While solid cases can be made for tax reform and for expanding health care coverage, the arguments that such policy changes would pay for themselves rely on implausible assumptions. While these “free lunch” arguments may appeal to supporters, the policy process would be far better served if more likely tradeoffs and costs were acknowledged. Not doing so could lead to poor choices now, with a reckoning later in the form of higher federal budget deficits and debt and their attendant risks. In particular, higher federal debt levels would boost interest payments on the debt — which already are on track to be more than 7½ percent of total federal spending this year — and further squeeze other government programs. In addition, the resulting higher debt could limit the government’s ability to respond aggressively to a national emergency such as a natural disaster or security crisis.
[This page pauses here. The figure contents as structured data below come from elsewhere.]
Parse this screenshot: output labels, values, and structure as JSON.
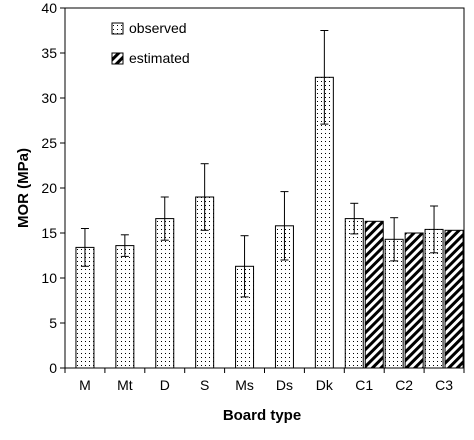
{
  "chart_data": {
    "type": "bar",
    "xlabel": "Board type",
    "ylabel": "MOR (MPa)",
    "ylim": [
      0,
      40
    ],
    "ytick_step": 5,
    "categories": [
      "M",
      "Mt",
      "D",
      "S",
      "Ms",
      "Ds",
      "Dk",
      "C1",
      "C2",
      "C3"
    ],
    "series": [
      {
        "name": "observed",
        "values": [
          13.4,
          13.6,
          16.6,
          19.0,
          11.3,
          15.8,
          32.3,
          16.6,
          14.3,
          15.4
        ],
        "error": [
          2.1,
          1.2,
          2.4,
          3.7,
          3.4,
          3.8,
          5.2,
          1.7,
          2.4,
          2.6
        ]
      },
      {
        "name": "estimated",
        "values": [
          null,
          null,
          null,
          null,
          null,
          null,
          null,
          16.3,
          15.0,
          15.3
        ]
      }
    ],
    "legend_position": "top-left",
    "grid": false
  }
}
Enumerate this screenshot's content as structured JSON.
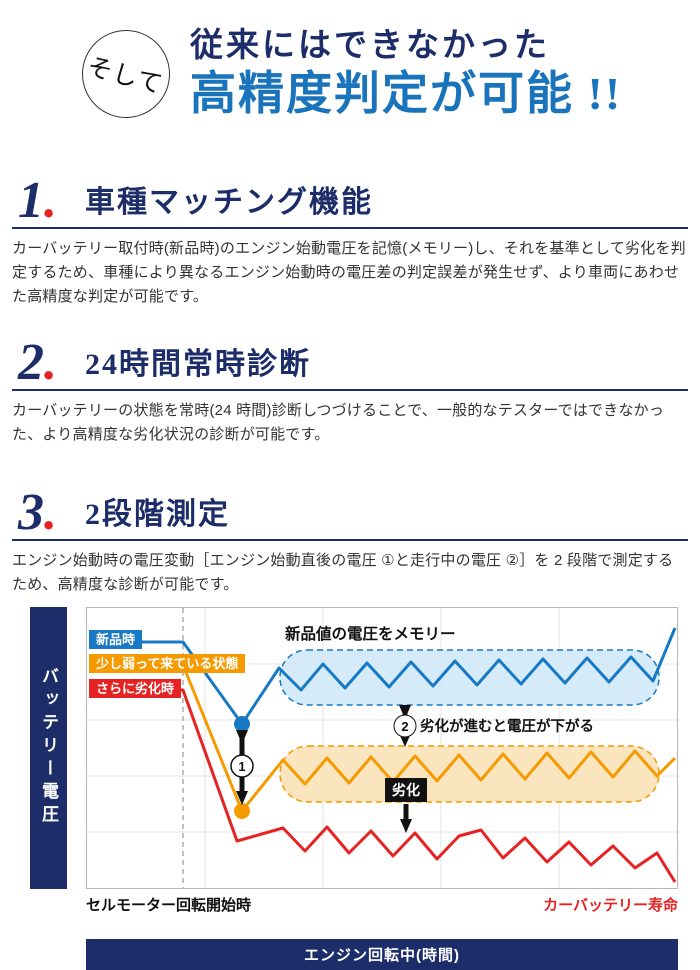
{
  "header": {
    "badge": "そして",
    "title_line1": "従来にはできなかった",
    "title_line2": "高精度判定が可能 !!"
  },
  "sections": [
    {
      "num": "1",
      "dot": ".",
      "title": "車種マッチング機能",
      "body": "カーバッテリー取付時(新品時)のエンジン始動電圧を記憶(メモリー)し、それを基準として劣化を判定するため、車種により異なるエンジン始動時の電圧差の判定誤差が発生せず、より車両にあわせた高精度な判定が可能です。"
    },
    {
      "num": "2",
      "dot": ".",
      "title": "24時間常時診断",
      "body": "カーバッテリーの状態を常時(24 時間)診断しつづけることで、一般的なテスターではできなかった、より高精度な劣化状況の診断が可能です。"
    },
    {
      "num": "3",
      "dot": ".",
      "title": "2段階測定",
      "body": "エンジン始動時の電圧変動［エンジン始動直後の電圧 ①と走行中の電圧 ②］を 2 段階で測定するため、高精度な診断が可能です。"
    }
  ],
  "chart": {
    "y_axis_label": "バッテリー電圧",
    "x_axis_label": "エンジン回転中(時間)",
    "x_start_label": "セルモーター回転開始時",
    "x_end_label": "カーバッテリー寿命",
    "legend": [
      {
        "label": "新品時",
        "color": "#1779c4"
      },
      {
        "label": "少し弱って来ている状態",
        "color": "#f59a00"
      },
      {
        "label": "さらに劣化時",
        "color": "#e62222"
      }
    ],
    "annotations": {
      "memory": "新品値の電圧をメモリー",
      "drop_text": "劣化が進むと電圧が下がる",
      "deteriorate_label": "劣化",
      "step1": "1",
      "step2": "2"
    }
  },
  "chart_data": {
    "type": "line",
    "title": "",
    "xlabel": "エンジン回転中(時間)",
    "ylabel": "バッテリー電圧",
    "legend_position": "top-left",
    "grid": true,
    "series": [
      {
        "name": "新品時",
        "color": "#1779c4",
        "points": [
          [
            2,
            34
          ],
          [
            96,
            34
          ],
          [
            155,
            116
          ],
          [
            192,
            60
          ],
          [
            214,
            82
          ],
          [
            236,
            56
          ],
          [
            258,
            80
          ],
          [
            280,
            55
          ],
          [
            302,
            79
          ],
          [
            324,
            54
          ],
          [
            346,
            78
          ],
          [
            368,
            53
          ],
          [
            390,
            77
          ],
          [
            412,
            52
          ],
          [
            434,
            76
          ],
          [
            456,
            51
          ],
          [
            478,
            75
          ],
          [
            500,
            50
          ],
          [
            522,
            74
          ],
          [
            544,
            49
          ],
          [
            566,
            73
          ],
          [
            588,
            20
          ]
        ]
      },
      {
        "name": "少し弱って来ている状態",
        "color": "#f59a00",
        "points": [
          [
            2,
            57
          ],
          [
            96,
            57
          ],
          [
            155,
            203
          ],
          [
            196,
            152
          ],
          [
            218,
            176
          ],
          [
            240,
            150
          ],
          [
            262,
            175
          ],
          [
            284,
            149
          ],
          [
            306,
            174
          ],
          [
            328,
            148
          ],
          [
            350,
            173
          ],
          [
            372,
            147
          ],
          [
            394,
            172
          ],
          [
            416,
            146
          ],
          [
            438,
            171
          ],
          [
            460,
            145
          ],
          [
            482,
            170
          ],
          [
            504,
            144
          ],
          [
            526,
            169
          ],
          [
            548,
            143
          ],
          [
            570,
            168
          ],
          [
            588,
            150
          ]
        ]
      },
      {
        "name": "さらに劣化時",
        "color": "#e62222",
        "points": [
          [
            2,
            82
          ],
          [
            96,
            82
          ],
          [
            150,
            233
          ],
          [
            196,
            220
          ],
          [
            218,
            243
          ],
          [
            240,
            219
          ],
          [
            262,
            245
          ],
          [
            284,
            223
          ],
          [
            306,
            248
          ],
          [
            328,
            225
          ],
          [
            350,
            251
          ],
          [
            372,
            228
          ],
          [
            394,
            222
          ],
          [
            416,
            250
          ],
          [
            438,
            230
          ],
          [
            460,
            254
          ],
          [
            482,
            234
          ],
          [
            504,
            257
          ],
          [
            526,
            238
          ],
          [
            548,
            260
          ],
          [
            570,
            245
          ],
          [
            588,
            274
          ]
        ]
      }
    ],
    "markers": [
      {
        "x": 155,
        "y": 116,
        "color": "#1779c4"
      },
      {
        "x": 155,
        "y": 203,
        "color": "#f59a00"
      }
    ]
  },
  "colors": {
    "navy": "#1c2d69",
    "headline_blue": "#1a74bc",
    "red": "#e62222",
    "orange": "#f59a00",
    "line_blue": "#1779c4"
  }
}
And, the associated government borrowing will, in time, put the squeeze on private borrowing that could be financing economy-growing capital. Again, the goals of tax reform and expanded health care coverage have much to recommend them. But, it is important to be realistic about the costs. Moreover, promises made but not kept also are likely to further fuel distrust in our political institutions and partisan polarization. Put another way, diners assured a free lunch are likely to get angry when asked to pay the full bill and well may argue vociferously about who should pay it.